Recall election: What’s at stake, what are the polls saying and when are we expected to see results?

Recall election polls are closing at 8 p.m. and soon, California voters will know the fate of the governorship. Gov. Gavin Newsom is at risk of being removed from office and Republican candidates are leading the polls to replace him if he is recalled.

Mail ballots were delivered to California voters in mid-August, and residents had the option to mail in or drop off ballots. The ballot asked voters if they want to recall Newsom and who should replace him from a 46-person list.

Jennifer Cryer, assistant professor of political science and international relations at USC, said she believes this election process is “antidemocratic,” as there are a large number of candidates to choose from, meaning a candidate could win with less than 25% of the votes.

What’s at stake for the recall election?

Talk show host Larry Elder, a Republican candidate leading the polls for Newsom’s replacement, has expressed he is against expanding abortion rights. In an interview with KQED, he said Roe v. Wade “was one of the worst decisions that the Supreme Court ever handed down.”

Since the start of the recall election, women rights groups like Planned Parenthood, NARAL Pro-Choice America and Women Against the Recall (WAR) have been trying to create awareness of the impact the recall could have on abortion rights and advocating for people to vote “no.”

Nolice Edwards, coordinator at WAR, stated that the group worked toward mobilizing women across California to oppose the recall. “We have gathered signatures from around the state and presented them to the government to show that he has women’s support,” Edwards said.

This comes as as conservative states around the country are attempting to restrict abortion access.
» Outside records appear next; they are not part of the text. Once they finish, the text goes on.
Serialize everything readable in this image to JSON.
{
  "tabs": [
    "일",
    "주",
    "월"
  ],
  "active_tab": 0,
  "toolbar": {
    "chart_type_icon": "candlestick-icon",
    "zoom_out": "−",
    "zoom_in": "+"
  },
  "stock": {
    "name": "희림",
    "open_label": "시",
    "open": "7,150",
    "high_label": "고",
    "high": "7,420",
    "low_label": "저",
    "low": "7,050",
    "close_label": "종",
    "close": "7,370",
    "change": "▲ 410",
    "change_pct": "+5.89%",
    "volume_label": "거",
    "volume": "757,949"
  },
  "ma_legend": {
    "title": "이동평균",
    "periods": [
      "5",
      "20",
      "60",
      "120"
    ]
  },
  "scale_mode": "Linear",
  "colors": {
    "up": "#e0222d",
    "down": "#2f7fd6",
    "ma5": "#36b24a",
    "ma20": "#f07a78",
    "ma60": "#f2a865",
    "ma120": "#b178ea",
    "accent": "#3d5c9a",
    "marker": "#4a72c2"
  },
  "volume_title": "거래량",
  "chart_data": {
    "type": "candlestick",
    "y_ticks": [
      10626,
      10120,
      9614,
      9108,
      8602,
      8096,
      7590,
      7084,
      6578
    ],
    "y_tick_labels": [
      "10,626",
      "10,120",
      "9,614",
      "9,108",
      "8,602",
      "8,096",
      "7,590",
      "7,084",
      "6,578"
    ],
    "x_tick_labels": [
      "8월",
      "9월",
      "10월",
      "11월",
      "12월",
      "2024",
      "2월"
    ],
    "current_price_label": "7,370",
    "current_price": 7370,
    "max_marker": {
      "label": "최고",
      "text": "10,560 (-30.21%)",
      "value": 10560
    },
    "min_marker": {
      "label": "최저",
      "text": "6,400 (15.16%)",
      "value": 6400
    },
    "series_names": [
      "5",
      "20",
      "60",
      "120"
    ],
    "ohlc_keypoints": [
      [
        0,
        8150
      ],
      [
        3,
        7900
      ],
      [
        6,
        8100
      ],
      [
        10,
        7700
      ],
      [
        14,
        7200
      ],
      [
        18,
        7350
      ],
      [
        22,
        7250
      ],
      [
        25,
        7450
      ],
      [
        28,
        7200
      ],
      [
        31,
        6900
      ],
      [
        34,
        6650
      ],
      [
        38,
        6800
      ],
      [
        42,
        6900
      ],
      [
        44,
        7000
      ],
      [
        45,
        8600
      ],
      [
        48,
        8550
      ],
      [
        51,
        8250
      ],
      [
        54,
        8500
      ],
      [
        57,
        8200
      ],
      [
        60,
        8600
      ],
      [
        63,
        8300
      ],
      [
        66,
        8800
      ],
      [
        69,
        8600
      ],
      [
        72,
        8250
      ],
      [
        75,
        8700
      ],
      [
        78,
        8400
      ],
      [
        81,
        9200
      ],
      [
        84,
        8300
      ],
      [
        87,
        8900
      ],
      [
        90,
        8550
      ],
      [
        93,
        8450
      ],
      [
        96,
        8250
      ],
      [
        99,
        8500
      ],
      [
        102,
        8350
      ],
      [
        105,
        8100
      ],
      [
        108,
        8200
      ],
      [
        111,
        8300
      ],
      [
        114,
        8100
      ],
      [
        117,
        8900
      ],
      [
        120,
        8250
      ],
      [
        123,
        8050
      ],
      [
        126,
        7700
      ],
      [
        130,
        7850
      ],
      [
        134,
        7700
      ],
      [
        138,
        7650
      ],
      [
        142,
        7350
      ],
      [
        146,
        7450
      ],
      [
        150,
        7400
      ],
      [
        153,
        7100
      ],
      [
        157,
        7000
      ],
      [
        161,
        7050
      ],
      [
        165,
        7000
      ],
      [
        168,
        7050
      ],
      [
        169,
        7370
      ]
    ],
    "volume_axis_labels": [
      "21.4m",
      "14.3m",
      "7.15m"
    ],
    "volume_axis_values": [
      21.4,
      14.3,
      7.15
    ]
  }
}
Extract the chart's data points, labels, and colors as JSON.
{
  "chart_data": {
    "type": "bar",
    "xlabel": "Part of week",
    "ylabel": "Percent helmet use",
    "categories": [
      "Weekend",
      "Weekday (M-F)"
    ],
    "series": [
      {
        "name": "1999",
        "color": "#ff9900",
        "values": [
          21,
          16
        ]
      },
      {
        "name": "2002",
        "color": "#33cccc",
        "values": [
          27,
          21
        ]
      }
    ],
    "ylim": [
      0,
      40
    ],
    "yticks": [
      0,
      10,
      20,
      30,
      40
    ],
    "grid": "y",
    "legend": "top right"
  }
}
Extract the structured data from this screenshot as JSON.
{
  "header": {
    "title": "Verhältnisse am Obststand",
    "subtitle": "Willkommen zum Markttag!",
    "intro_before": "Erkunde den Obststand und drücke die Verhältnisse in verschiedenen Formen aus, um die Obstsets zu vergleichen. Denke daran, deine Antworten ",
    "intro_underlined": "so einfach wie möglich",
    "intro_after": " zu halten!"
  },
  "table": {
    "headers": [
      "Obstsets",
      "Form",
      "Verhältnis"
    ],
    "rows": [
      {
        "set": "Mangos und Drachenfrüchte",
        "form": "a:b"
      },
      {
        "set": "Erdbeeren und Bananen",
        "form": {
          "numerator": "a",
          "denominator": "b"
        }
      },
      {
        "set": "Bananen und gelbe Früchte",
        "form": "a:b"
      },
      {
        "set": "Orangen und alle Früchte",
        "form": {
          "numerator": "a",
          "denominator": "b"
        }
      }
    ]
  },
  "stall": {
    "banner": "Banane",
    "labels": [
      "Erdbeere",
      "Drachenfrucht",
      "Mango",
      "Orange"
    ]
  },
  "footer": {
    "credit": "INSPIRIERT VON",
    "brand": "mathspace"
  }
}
In September, Texas passed a law banning abortion after six weeks. Planned Parenthood officials stated that of the 1.4 million visits to abortion clinics in California, 7,000 were women from different states.

“We can’t take anything for granted as it relates to California’s leadership and the impact that it has across this nation,” Shannon Olivieri Hovis, Director of NARAL Pro-Choice California, said during an online event last month.

Larry Elder’s election could also potentially mean the end of mask and vaccination requirements, as he plans on removing the mandates imposed by Newsom.

Emily Blodget, clinical associate professor of medicine at USC’s Keck School of Medicine, said there has been an increase in cases and hospitalizations in states where mask mandates and vaccination requirements have ended. “If mandates are removed, we are likely to see some increase in the number of cases and hospitalizations in California,” Blodget said.

Elder has also denied the existence of systemic racism and openly criticized the Black Lives Matter movement. In the 2020 documentary he produced, “Uncle Tom,” he argues that Black Americans have been misled to believe in racism and oppression in the country. Elder also states on his campaign website that he is against gun control, minimum wage and climate change policies.

What are the most recent polls saying?

As of press time, Five Thirty Eight polls are showing that 57.3% of California voters do not want to recall Newsom, while 41.5% are voting to remove him.

Among Newsom’s potential replacements, Larry Elder is leading the polls with 29.7% of the votes, followed by Democrat candidate Kevin Paffrath, with 6.1%, and former San Diego Mayor Kevin Fauloner, with 5.1%.

Kambiz Akhavan, Executive Director of the USC Dornsife Center for the Political Future, said even though California Democrats outnumber Republicans by 5 million, Republicans are more “motivated to vote” than Democrats. A CBS poll shows that 72% of Republican voters are “very motivated to vote,” as opposed to 61% of Democrat voters.

Cryer said Californians are often not aware of how important their vote is.

“Even if you believe that Newsom is safe, your vote particularly matters,” Cryer said.

When are we expected to see election results?

Results will start appearing when polls close tonight at 8 p.m. but all mailed ballots dated Tuesday will still need to be counted.